Government employee unions have grown impotent as well living parasitically on the unwary and less deserving full time contributors to their funds. The unions, all of them assimilate the features of a house of cards are ready to fall within an earshot of the director’s anger as they are targeted the main political asses. Let the truth be known, the prison system failed a long time ago. The current regime, in a reckless and almost unlimited fashion shaped their strategies for complete failures and proactively pursued an alternative that would give more funding and more control to the private prison industry. You might say that they bailed out a stagnant prison industry by offering them revitalized growth through subsidies and contractual promises.

For the corrections employees it has been an understandable minefield to tread very carefully and with caution. The current administration has haphazardly put more violence and less control on the grounds with their sparsely designed staffing patterns and buckling under the pressure to cut back even more resources than before. It has certainly become a circus atmosphere if were not for the serious injuries incurred by faithful employees put at risk and buckling under the weight of being outnumbered at least 200 to 1 at times when on the yard.
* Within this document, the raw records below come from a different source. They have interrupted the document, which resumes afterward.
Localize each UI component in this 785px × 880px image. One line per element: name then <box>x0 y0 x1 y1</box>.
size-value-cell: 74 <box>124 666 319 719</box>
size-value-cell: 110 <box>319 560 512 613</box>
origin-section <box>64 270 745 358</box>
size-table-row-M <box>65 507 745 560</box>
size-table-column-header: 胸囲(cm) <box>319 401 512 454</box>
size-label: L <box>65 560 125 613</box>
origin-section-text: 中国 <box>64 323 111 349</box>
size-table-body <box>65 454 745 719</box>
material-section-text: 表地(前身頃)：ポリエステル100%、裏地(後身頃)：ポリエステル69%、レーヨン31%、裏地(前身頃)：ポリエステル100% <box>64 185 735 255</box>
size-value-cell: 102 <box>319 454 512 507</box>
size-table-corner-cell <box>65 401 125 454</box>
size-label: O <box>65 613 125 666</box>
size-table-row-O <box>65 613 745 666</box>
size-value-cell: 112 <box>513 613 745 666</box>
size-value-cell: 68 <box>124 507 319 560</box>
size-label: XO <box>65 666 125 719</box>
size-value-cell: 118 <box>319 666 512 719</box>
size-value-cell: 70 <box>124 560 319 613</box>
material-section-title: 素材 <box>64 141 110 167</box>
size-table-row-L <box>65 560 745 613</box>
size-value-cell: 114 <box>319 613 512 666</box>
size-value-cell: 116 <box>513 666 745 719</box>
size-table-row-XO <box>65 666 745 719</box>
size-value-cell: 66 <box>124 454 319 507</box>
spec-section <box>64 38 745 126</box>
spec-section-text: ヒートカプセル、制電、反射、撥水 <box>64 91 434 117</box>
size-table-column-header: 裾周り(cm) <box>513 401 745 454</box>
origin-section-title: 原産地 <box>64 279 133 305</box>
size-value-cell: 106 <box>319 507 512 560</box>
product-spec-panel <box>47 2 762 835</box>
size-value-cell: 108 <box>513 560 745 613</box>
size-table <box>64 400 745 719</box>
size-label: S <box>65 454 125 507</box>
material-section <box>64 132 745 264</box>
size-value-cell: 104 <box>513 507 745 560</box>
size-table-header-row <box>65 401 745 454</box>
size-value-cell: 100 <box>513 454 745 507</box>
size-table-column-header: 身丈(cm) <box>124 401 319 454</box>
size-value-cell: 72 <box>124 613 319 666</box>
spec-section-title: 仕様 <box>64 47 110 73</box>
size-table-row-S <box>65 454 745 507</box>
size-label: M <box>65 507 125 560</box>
These cumulative follies are anticipated to continue to occur as the public has ignored these flaws with apathy and disinterest. The administration has been assured of one thing for sure by the Governor and the majority rule in the legislature as they carry the sign that states “where there is no admittance of failures or shortcomings, there are no penalties for failures” as failures are allowed to proliferate at a record rate with humans dying along the way.

Meanwhile the system is decaying and troubled and when public safety or trust is breached there will be an outcry from those that behaved ignorant of their surroundings and blame individuals rather than systems for the liabilities found. Leaders in the government will point fingers and deny culpability as they hustle to cover up their tracks for endorsing such behaviors tacitly and silently behind closed doors.  Jeopardizing every element of a democracy they impose jurisdiction with promises to fix the problem as heads will roll for those that did exactly what they were told to do by politicians in the pockets of lobbyist and the governor’s corner office.

Sometime soon, among the exculpatory alibis invoked to deflect blame from the political class and the docile politicians who empowered it, is the myth that this prison system is simply a victim of "lack of oversight” and that the solution is to simply remove the current administration with a new one that is in tune with the political machine’s wishes and demands even though it may be exactly a replica of what was in place before but given a new name, a new mission statement and the same deliberate strategies to continue on its journey of failures and corruptive practices. Time for change but change might never come unless we elect new leadership to steer us in the right direction.